Friday, August 17, 2012

Fat: The Good and the Bad


Fat: The Good and the Bad



Fat has a bad reputation. Most who are health conscious try to stay away from it. This is largely for good reason- after all fatty foods should only make up about 20% to 25% of your daily caloric intake. However, there are good fats and there are bad fats. Knowing which are good and how they are good will help you make healthier choices with your diet.

There are four types of fats: two good and two bad. The two good fats are polyunsaturated fats and monounsaturated fats. Sources of these fats include tofu, soy, olives, nuts, avocado, fish, and some oils.  The two bad fats are trans fats and saturated fats. Sources of these fats include butter, cheese, ice cream, and candy bars. While the good fats are heart healthy choices that can help lower cholesterol and reduce risk of type 2 diabetes, the bad fats do the exact opposite.

Good fats are essential to a balanced diet. An example of a fatty food that is a healthy choice is fish, a polyunsaturated fat. It is said that you would ideally eat approximately two to four servings of fish a week. While you should attempt to make 20% to 25% of your diet fatty foods, only a small portion of this should come from saturated fats. Only 1% of your diet should come from trans fats. Whiles the healthy fats are a heart healthy choice they also are generally a good source of protein, an essential nutrient for building muscle.
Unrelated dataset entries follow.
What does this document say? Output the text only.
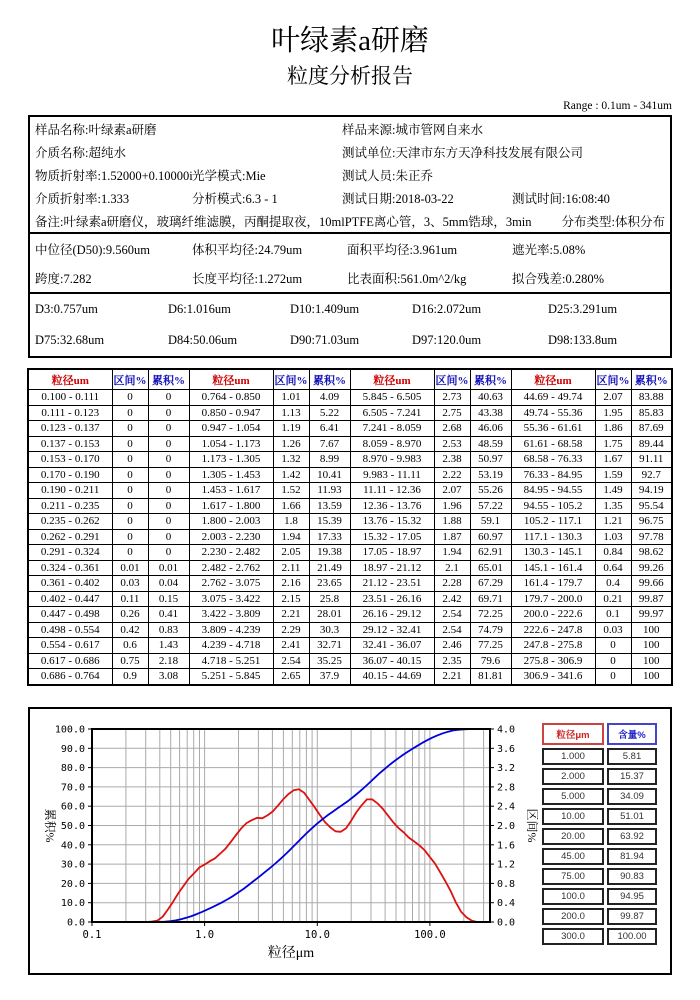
叶绿素a研磨
粒度分析报告
Range : 0.1um - 341um
样品名称:叶绿素a研磨	样品来源:城市管网自来水
介质名称:超纯水	测试单位:天津市东方天净科技发展有限公司
物质折射率:1.52000+0.10000i 光学模式:Mie	测试人员:朱正乔
介质折射率:1.333	分析模式:6.3 - 1	测试日期:2018-03-22	测试时间:16:08:40
备注:叶绿素a研磨仪，玻璃纤维滤膜，丙酮提取夜，10mlPTFE离心管，3、5mm锆球，3min 分布类型:体积分布
中位径(D50):9.560um	体积平均径:24.79um	面积平均径:3.961um	遮光率:5.08%
跨度:7.282	长度平均径:1.272um	比表面积:561.0m^2/kg	拟合残差:0.280%
D3:0.757um	D6:1.016um	D10:1.409um	D16:2.072um	D25:3.291um
D75:32.68um	D84:50.06um	D90:71.03um	D97:120.0um	D98:133.8um
粒径um	区间%	累积%	粒径um	区间%	累积%	粒径um	区间%	累积%	粒径um	区间%	累积%
0.100 - 0.111	0	0	0.764 - 0.850	1.01	4.09	5.845 - 6.505	2.73	40.63	44.69 - 49.74	2.07	83.88
0.111 - 0.123	0	0	0.850 - 0.947	1.13	5.22	6.505 - 7.241	2.75	43.38	49.74 - 55.36	1.95	85.83
0.123 - 0.137	0	0	0.947 - 1.054	1.19	6.41	7.241 - 8.059	2.68	46.06	55.36 - 61.61	1.86	87.69
0.137 - 0.153	0	0	1.054 - 1.173	1.26	7.67	8.059 - 8.970	2.53	48.59	61.61 - 68.58	1.75	89.44
0.153 - 0.170	0	0	1.173 - 1.305	1.32	8.99	8.970 - 9.983	2.38	50.97	68.58 - 76.33	1.67	91.11
0.170 - 0.190	0	0	1.305 - 1.453	1.42	10.41	9.983 - 11.11	2.22	53.19	76.33 - 84.95	1.59	92.7
0.190 - 0.211	0	0	1.453 - 1.617	1.52	11.93	11.11 - 12.36	2.07	55.26	84.95 - 94.55	1.49	94.19
0.211 - 0.235	0	0	1.617 - 1.800	1.66	13.59	12.36 - 13.76	1.96	57.22	94.55 - 105.2	1.35	95.54
0.235 - 0.262	0	0	1.800 - 2.003	1.8	15.39	13.76 - 15.32	1.88	59.1	105.2 - 117.1	1.21	96.75
0.262 - 0.291	0	0	2.003 - 2.230	1.94	17.33	15.32 - 17.05	1.87	60.97	117.1 - 130.3	1.03	97.78
0.291 - 0.324	0	0	2.230 - 2.482	2.05	19.38	17.05 - 18.97	1.94	62.91	130.3 - 145.1	0.84	98.62
0.324 - 0.361	0.01	0.01	2.482 - 2.762	2.11	21.49	18.97 - 21.12	2.1	65.01	145.1 - 161.4	0.64	99.26
0.361 - 0.402	0.03	0.04	2.762 - 3.075	2.16	23.65	21.12 - 23.51	2.28	67.29	161.4 - 179.7	0.4	99.66
0.402 - 0.447	0.11	0.15	3.075 - 3.422	2.15	25.8	23.51 - 26.16	2.42	69.71	179.7 - 200.0	0.21	99.87
0.447 - 0.498	0.26	0.41	3.422 - 3.809	2.21	28.01	26.16 - 29.12	2.54	72.25	200.0 - 222.6	0.1	99.97
0.498 - 0.554	0.42	0.83	3.809 - 4.239	2.29	30.3	29.12 - 32.41	2.54	74.79	222.6 - 247.8	0.03	100
0.554 - 0.617	0.6	1.43	4.239 - 4.718	2.41	32.71	32.41 - 36.07	2.46	77.25	247.8 - 275.8	0	100
0.617 - 0.686	0.75	2.18	4.718 - 5.251	2.54	35.25	36.07 - 40.15	2.35	79.6	275.8 - 306.9	0	100
0.686 - 0.764	0.9	3.08	5.251 - 5.845	2.65	37.9	40.15 - 44.69	2.21	81.81	306.9 - 341.6	0	100
0.0
10.0
20.0
30.0
40.0
50.0
60.0
70.0
80.0
90.0
100.0
0.0
0.4
0.8
1.2
1.6
2.0
2.4
2.8
3.2
3.6
4.0
0.1	1.0	10.0	100.0
粒径μm
累积%	区间%
粒径μm	含量%
1.000	5.81
2.000	15.37
5.000	34.09
10.00	51.01
20.00	63.92
45.00	81.94
75.00	90.83
100.0	94.95
200.0	99.87
300.0	100.00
As far as non-healthy fats are concerned, you must attempt to moderate your consumption. You can limit your consumption of saturated fats by not frying your foods, using low-fat dairy products, and removing skin from chicken that you eat. Trans fats are a natural fat that manufacturers hydrogenate to increase its shelf life. Trans fats are also called solid fats as they remain solid at room temperature while polyunsaturated fats and monounsaturated fats are oily at room temperature. You may reduce your intake of trans fats by eating less baked goods, choosing soft margarine rather than hard and reading food labels.